Schweinfurt: Die ersten Corona-Fälle im Ankerzentrum werden Mitte März bekannt. Ein 60-jähriger Armenier hat Vorerkrankungen, er braucht besonderen Schutz, wird aber lediglich in ein anderes Gebäude innerhalb des Lagers verlegt. Auch dort schläft er im Mehrbettzimmer, das Virus befällt ihn. Am 21. April stirbt er im Krankenhaus.

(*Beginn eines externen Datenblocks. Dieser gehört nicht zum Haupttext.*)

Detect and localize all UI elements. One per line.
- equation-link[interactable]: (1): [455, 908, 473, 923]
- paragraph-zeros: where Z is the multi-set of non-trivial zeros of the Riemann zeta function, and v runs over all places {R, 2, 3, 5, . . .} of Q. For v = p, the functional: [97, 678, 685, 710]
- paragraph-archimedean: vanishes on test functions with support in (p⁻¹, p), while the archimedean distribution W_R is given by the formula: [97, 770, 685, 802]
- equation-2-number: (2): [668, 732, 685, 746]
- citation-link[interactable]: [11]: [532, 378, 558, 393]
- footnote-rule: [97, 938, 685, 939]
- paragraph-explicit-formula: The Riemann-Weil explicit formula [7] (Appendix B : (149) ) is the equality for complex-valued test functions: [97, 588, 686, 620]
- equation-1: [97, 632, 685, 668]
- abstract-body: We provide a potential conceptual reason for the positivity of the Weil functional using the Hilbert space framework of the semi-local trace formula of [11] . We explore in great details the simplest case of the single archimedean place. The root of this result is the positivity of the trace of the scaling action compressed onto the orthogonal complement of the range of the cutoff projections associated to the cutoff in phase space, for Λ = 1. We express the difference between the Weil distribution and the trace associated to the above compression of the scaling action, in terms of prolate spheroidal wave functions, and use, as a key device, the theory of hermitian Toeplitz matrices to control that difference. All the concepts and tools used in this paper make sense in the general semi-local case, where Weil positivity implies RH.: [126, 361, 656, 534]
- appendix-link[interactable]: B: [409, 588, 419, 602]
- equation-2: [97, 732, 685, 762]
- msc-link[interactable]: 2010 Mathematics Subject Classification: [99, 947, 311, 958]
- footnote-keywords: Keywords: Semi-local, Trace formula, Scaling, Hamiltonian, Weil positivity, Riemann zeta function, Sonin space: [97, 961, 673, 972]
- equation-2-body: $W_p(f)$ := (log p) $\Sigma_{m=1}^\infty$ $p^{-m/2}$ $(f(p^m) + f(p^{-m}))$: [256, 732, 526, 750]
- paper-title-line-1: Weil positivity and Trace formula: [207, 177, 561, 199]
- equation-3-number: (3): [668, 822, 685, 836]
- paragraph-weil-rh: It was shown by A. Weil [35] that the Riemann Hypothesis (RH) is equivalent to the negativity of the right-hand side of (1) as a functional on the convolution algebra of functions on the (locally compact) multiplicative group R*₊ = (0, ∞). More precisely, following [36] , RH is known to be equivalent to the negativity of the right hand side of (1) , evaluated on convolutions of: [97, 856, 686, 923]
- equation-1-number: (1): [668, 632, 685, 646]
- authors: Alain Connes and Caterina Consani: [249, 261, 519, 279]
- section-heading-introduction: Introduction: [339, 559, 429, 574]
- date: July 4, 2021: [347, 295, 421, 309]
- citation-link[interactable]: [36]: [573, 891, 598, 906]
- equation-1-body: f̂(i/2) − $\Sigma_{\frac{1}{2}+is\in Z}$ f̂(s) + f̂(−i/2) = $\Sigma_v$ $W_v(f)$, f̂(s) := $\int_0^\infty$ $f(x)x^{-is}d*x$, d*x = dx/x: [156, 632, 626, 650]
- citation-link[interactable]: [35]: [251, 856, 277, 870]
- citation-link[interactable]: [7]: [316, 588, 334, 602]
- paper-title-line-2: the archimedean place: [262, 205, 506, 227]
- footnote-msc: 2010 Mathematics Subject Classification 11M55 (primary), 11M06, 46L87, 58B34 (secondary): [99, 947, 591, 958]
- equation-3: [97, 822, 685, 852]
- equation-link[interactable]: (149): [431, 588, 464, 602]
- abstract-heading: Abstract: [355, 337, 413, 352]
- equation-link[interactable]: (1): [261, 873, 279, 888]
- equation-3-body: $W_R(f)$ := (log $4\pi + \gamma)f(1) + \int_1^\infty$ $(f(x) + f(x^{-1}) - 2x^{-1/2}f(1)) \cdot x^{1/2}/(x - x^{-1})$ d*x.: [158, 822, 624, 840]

München: In einer staatlichen Gemeinschaftsunterkunft steckt sich ein 35-jähriger Mann aus Afghanistan Anfang April bei einem Mitbewohner an. Er klagt über heftige Kopfschmerzen, Halsweh und Fieber, am Telefon einem Arzt gegenüber, getestet wird er erst vier Tage später. Sein Zustand verschlimmert sich, es vergehen weitere Tage, bevor er ins Krankenhaus kommt. Dort stirbt er am 26. April.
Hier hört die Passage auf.